There is no arguable case that the General Division made an error of fact or an error of law

[20] The Claimant is arguing that the General Division made an error of fact, but the essential facts do not appear to be in dispute between the parties. I have also considered whether the General Division made an error of law, but there is no arguable case on that ground either.

[21] The Claimant’s spouse was the first one to apply for parental benefits. He chose the standard option. The spouse received around 10 weeks of parental benefits. The Claimant applied for parental benefits later, also asking for the standard option. However, she applied outside of the 52-week parental benefit window period.Footnote 16 She asked the Commission to change the election from standard to extended, but that was only after her spouse had already received payment.Footnote 17

[22] The General Division relied on the relevant sections of the law to support its decision. The law does not allow a person to change their election once parental benefits have been paid.Footnote 18 This means that, once the Claimant’s spouse received payments under the standard option, the Claimant was bound by her spouse’s choice and could not change to the extended option.

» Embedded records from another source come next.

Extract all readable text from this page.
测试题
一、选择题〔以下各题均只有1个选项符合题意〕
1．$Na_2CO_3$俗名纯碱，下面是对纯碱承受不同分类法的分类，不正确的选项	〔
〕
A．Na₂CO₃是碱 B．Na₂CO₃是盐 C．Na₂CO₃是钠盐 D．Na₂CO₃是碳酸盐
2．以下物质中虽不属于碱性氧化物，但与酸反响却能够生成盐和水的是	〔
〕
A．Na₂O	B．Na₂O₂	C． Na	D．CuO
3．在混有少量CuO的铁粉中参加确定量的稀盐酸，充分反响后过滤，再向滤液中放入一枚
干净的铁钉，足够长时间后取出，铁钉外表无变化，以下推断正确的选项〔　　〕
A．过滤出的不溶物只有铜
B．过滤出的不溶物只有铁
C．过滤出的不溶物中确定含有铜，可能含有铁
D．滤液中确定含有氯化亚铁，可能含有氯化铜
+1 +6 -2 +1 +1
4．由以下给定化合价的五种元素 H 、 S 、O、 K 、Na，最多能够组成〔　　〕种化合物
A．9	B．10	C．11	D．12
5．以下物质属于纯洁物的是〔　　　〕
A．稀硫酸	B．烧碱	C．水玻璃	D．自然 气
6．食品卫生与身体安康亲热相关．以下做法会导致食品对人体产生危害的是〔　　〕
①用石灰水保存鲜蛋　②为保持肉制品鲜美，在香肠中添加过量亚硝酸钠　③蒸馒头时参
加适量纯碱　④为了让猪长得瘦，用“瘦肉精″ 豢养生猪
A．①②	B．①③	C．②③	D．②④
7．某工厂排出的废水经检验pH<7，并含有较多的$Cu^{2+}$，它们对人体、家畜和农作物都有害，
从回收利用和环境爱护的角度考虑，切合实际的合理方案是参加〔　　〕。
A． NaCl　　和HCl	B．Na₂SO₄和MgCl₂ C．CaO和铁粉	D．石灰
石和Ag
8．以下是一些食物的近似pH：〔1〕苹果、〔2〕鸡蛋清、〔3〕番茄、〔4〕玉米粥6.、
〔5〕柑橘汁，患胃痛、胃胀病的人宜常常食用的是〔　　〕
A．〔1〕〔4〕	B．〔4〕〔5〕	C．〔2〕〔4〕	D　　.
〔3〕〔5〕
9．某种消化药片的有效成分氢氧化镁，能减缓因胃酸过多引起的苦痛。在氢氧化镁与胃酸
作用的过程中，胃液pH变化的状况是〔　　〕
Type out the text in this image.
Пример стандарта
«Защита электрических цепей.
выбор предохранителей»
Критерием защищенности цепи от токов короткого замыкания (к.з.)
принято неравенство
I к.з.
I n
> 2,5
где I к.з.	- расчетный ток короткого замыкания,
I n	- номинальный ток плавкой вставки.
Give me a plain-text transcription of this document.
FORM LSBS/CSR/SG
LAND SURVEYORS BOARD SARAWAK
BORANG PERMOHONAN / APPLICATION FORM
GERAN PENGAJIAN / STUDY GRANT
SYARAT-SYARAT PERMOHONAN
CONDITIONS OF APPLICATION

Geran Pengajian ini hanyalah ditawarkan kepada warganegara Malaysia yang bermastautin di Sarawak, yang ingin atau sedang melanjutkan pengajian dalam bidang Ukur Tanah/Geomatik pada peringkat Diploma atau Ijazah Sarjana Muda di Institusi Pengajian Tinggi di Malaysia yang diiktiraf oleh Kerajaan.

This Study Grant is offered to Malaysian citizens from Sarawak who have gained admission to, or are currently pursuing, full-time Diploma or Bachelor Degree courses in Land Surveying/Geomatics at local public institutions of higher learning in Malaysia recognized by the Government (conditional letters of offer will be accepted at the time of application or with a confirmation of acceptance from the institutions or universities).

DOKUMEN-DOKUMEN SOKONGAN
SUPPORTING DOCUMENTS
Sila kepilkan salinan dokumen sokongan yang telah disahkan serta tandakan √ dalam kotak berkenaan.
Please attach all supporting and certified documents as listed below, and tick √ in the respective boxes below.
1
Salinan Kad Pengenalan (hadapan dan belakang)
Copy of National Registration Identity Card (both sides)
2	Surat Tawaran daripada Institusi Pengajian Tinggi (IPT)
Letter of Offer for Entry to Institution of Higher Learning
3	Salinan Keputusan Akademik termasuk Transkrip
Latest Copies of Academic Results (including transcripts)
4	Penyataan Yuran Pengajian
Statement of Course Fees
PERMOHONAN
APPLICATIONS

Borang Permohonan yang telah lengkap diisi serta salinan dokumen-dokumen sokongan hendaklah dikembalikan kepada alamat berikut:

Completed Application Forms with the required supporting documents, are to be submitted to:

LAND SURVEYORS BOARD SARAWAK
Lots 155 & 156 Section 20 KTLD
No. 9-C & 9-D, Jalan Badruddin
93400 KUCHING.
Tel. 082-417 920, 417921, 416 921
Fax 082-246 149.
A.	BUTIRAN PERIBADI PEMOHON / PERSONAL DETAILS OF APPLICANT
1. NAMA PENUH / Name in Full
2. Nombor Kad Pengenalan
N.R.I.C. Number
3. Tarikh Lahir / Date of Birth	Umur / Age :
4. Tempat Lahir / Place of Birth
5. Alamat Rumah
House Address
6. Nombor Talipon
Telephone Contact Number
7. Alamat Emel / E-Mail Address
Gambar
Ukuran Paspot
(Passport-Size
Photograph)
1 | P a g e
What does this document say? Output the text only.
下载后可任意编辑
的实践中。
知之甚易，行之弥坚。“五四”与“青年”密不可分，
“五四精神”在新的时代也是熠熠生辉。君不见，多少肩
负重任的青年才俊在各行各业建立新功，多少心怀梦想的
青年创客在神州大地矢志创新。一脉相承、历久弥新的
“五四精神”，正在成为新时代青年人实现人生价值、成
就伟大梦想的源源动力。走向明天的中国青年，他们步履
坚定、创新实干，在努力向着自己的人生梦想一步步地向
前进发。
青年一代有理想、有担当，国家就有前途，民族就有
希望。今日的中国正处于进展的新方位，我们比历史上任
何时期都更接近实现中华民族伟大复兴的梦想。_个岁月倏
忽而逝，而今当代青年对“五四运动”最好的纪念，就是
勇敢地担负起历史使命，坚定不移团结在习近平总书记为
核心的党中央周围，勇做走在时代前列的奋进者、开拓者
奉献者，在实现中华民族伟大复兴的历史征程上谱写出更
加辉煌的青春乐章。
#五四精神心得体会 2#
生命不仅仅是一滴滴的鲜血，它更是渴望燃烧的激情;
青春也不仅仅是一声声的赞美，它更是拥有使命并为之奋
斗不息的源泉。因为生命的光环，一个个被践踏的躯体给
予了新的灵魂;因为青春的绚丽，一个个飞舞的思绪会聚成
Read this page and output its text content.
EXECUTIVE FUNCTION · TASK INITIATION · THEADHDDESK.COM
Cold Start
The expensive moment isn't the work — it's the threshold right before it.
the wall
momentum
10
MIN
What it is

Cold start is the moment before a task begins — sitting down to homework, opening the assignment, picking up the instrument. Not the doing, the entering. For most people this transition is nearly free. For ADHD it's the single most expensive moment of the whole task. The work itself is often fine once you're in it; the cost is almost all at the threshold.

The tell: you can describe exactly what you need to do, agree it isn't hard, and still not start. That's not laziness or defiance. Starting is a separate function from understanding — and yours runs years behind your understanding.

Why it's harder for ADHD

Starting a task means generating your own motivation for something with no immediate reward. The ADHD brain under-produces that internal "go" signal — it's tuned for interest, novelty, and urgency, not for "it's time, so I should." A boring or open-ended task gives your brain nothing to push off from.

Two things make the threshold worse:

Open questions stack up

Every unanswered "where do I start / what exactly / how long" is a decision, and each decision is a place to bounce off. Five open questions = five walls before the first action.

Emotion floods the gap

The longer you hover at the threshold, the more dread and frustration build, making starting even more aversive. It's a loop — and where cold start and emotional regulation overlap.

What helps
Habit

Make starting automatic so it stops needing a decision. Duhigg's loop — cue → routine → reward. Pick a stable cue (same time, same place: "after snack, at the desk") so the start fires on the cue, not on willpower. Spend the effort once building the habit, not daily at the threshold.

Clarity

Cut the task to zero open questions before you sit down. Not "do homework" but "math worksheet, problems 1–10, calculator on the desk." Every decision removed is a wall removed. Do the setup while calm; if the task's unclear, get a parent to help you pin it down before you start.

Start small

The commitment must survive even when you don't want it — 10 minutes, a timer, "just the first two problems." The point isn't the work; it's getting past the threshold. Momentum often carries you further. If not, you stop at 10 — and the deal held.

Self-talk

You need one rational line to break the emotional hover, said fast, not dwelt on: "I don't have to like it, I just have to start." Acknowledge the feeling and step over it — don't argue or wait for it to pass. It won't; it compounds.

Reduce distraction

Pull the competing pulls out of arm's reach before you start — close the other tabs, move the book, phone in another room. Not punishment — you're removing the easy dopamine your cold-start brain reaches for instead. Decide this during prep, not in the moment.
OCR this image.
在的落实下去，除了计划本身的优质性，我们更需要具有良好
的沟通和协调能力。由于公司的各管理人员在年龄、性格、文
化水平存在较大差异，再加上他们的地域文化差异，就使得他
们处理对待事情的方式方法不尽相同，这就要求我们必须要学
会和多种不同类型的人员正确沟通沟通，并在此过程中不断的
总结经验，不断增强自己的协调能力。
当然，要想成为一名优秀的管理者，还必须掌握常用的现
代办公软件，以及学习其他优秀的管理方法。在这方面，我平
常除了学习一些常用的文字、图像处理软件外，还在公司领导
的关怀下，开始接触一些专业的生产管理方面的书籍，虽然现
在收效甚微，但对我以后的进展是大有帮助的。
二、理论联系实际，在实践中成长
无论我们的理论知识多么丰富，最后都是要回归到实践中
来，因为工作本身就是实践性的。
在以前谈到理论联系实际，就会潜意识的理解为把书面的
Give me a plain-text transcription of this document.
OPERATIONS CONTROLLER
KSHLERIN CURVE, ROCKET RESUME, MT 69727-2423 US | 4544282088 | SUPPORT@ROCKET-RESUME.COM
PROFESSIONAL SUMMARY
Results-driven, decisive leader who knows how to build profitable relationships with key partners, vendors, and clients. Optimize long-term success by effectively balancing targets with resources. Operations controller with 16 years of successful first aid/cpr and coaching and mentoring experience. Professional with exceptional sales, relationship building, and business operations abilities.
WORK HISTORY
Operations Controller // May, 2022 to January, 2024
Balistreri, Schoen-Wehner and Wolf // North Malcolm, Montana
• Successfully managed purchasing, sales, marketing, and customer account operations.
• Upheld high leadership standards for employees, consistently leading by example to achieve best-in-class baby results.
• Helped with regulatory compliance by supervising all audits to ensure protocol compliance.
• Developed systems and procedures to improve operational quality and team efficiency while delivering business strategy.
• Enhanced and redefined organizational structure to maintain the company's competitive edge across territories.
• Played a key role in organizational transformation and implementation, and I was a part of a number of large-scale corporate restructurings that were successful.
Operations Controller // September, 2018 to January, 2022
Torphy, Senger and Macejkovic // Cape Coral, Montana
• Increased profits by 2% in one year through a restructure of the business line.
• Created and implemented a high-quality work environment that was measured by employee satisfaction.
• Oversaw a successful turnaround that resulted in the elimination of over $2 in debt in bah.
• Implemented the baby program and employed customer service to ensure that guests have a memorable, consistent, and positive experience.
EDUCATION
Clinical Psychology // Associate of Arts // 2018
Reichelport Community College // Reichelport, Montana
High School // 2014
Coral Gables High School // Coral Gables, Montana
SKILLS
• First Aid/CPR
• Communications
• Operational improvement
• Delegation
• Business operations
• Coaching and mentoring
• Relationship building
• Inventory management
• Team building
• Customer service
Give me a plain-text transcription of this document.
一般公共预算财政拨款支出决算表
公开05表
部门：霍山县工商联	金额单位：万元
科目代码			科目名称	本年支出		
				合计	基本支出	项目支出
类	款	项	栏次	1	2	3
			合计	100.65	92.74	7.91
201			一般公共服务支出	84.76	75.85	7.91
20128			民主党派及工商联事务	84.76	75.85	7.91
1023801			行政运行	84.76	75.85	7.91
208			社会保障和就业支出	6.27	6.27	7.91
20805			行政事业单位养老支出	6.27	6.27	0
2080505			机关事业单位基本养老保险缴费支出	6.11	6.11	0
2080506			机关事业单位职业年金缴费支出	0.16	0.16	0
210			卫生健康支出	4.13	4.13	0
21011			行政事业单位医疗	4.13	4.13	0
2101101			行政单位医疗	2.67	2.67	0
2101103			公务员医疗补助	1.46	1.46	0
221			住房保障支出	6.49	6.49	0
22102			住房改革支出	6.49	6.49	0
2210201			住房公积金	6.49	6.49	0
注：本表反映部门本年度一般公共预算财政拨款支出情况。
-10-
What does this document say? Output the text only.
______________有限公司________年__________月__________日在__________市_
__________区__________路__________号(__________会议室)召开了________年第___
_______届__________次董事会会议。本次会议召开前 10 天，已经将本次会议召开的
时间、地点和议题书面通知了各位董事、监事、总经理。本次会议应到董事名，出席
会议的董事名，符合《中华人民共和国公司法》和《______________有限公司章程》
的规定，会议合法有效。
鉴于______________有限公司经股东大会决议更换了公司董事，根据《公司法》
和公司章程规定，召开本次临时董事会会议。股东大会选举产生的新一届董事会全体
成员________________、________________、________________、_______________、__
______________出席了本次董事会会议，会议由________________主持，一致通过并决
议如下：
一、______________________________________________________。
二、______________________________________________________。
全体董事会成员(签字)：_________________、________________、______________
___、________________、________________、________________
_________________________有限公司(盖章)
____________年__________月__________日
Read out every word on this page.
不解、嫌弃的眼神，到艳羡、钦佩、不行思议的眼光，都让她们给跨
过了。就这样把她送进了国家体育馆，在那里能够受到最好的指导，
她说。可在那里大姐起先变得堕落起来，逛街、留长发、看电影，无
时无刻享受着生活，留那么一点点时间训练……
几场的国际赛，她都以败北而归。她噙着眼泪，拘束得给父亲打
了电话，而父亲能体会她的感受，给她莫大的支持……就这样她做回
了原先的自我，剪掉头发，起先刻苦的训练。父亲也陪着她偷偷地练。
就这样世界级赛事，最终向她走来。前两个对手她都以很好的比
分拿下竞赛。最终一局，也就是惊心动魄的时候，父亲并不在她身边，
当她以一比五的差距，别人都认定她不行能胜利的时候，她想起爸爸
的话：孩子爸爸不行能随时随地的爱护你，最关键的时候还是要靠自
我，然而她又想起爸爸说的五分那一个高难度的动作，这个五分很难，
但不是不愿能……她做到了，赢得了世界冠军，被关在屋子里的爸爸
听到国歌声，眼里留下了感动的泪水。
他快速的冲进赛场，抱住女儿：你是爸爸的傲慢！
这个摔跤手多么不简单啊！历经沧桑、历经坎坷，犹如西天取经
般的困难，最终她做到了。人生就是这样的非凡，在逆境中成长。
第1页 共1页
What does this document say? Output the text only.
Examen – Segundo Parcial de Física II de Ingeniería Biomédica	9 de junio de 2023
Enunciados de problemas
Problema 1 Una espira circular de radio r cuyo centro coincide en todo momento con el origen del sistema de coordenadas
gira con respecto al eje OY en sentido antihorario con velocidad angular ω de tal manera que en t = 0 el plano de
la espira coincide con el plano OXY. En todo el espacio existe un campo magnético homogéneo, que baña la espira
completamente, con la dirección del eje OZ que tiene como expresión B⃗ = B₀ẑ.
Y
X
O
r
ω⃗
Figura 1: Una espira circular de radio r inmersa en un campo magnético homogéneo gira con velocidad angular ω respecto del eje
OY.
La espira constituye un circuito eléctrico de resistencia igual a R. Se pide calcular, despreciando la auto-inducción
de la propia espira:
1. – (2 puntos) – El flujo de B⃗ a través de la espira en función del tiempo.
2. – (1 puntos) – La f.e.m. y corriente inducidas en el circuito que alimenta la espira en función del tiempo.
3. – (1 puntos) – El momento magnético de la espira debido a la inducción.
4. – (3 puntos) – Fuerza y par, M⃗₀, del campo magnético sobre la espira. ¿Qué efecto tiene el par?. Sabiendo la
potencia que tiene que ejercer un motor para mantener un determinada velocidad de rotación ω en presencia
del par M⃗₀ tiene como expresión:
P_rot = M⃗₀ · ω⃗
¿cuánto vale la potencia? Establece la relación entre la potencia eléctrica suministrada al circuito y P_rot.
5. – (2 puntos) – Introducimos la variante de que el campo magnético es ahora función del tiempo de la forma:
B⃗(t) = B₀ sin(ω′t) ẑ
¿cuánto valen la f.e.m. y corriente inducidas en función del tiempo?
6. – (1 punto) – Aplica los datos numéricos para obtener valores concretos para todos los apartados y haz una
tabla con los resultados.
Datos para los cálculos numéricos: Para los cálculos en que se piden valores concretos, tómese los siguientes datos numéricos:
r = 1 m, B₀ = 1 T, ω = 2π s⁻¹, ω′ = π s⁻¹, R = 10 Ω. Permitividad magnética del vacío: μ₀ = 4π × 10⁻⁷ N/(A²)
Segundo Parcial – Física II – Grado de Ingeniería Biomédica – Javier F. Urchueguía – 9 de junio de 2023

[23] The law is very clear that, regardless of any misinformation a person might have received, the election is the one they made on the application, and it cannot be changed once the Commission starts making payments.

[24] In recent decisions, the Federal Court of Appeal has confirmed that neither the Commission nor the Tribunal can change a person’s election, even if the Commission gave them bad or misleading information.Footnote 19

[25] The Claimant’s argument that she was misled into choosing the standard option has no reasonable chance of success.

[26] I reviewed the file, listened to the audio recording of the General Division hearing, and examined the General Division decision.Footnote 20 I did not find relevant evidence that the General Division might have ignored or misinterpreted. As well, the General Division applied the relevant sections of the law.

Conclusion

[27] Permission to appeal is refused. This means that the appeal will not proceed.